Ski resort in New Mexico, United States

Angel Fire Resort is an alpine ski resort in Angel Fire, New Mexico, United States. The resort opened in 1966 and offers both winter and summer activities.

== History ==
The resort was originally used for cattle grazing. In 1966, the LeBus family converted it into a resort.

Angel Fire is a village in Colfax County, New Mexico, United States. The population was 1,216 at the 2010 census. It is a popular ski resort destination, with over 500 acre of slopes. Angel Fire and nearby communities experience cold winter temperatures and mild temperatures in the summer.

To the north, off U.S. Route 64, is the Vietnam Veterans Memorial, begun by the family of fallen United States Marine David Westphall, who was killed in the Vietnam War on May 22, 1968. Angel Fire is on the Enchanted Circle Scenic Byway.

In 1984 the resort was bought by Dan R. Lasater for $19 million, who owned it through 1987. Lasater, a friend of Bill Clinton, was subsequently a minor figure in the Whitewater controversy. This led to an inquiry into Angel Fire's finances by investigators working for special counsel Robert B. Fiske and both the House banking committee and the Senate banking committee.

In 1994 Angel Fire Resort filed for bankruptcy and by 1995 a plan was being assembled to sell it to a group of Texan businessmen for $12 million.
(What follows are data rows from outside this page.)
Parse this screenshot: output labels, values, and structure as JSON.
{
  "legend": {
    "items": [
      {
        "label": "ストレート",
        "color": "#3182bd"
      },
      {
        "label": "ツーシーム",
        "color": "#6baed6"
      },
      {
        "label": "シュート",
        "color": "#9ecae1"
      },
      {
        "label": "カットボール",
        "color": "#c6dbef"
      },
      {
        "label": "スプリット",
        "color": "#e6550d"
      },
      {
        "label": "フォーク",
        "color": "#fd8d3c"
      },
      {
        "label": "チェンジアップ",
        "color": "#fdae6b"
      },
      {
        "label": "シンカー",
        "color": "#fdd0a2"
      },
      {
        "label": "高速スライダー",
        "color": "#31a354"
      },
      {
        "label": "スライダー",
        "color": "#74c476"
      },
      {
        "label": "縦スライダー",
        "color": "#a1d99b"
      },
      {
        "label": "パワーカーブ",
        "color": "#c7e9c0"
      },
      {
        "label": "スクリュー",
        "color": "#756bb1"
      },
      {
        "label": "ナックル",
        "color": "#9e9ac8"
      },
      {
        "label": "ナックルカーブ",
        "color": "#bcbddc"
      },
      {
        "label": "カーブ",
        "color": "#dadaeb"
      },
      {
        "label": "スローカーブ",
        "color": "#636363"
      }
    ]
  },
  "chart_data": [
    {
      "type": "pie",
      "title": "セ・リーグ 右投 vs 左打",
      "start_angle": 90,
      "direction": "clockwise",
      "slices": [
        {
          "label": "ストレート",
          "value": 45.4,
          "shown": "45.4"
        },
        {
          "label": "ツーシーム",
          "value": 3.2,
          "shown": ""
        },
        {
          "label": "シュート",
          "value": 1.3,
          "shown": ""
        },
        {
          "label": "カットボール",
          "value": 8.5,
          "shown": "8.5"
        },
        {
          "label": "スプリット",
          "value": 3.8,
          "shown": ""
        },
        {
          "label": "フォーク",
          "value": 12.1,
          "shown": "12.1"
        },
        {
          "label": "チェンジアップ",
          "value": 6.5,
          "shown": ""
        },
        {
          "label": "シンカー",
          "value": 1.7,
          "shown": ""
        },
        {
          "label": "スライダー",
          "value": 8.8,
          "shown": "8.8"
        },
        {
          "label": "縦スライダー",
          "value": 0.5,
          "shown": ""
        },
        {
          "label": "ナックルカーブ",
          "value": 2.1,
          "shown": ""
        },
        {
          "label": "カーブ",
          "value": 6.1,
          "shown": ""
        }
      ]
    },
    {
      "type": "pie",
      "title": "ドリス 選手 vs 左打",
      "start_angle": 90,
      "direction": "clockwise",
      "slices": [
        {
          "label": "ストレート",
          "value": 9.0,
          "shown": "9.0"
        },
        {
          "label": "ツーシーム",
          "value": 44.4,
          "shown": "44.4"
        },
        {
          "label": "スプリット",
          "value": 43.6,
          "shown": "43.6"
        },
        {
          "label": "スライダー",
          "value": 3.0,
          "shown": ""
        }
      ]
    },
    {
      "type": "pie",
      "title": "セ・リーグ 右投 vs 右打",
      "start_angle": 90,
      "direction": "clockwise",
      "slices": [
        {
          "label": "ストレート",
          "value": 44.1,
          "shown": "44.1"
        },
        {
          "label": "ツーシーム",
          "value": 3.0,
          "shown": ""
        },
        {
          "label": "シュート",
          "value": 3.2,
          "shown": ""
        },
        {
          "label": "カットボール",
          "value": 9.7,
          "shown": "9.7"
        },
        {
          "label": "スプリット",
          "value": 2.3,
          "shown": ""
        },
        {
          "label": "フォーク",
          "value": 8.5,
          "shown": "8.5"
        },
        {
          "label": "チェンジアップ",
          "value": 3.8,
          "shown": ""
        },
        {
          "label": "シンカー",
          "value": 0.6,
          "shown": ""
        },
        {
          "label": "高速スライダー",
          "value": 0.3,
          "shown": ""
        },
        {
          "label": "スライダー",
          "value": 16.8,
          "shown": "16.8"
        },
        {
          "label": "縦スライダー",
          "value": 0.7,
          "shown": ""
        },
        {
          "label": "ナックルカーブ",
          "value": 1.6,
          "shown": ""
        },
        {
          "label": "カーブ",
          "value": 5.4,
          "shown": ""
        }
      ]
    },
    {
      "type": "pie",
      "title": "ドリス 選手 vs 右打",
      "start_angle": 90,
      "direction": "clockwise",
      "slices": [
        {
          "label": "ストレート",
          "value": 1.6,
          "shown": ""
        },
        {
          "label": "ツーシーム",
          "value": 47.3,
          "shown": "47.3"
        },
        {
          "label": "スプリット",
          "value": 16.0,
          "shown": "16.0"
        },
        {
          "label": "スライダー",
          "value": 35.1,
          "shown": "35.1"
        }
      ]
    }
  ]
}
The sale was completed in November 1995.

== Amenities and activities ==
It has a golf course and over 70 runs, one of which was, in the 1990s, the "second-biggest lift-serviced vertical drop" in New Mexico, at 2050 feet. Mountain biking has also become a prominent draw, and the resort has hosted multiple events. A majority of the resort's customers are Texan, explaining the annual "Big Ol' Texas Weekend," a celebration of Texan culture.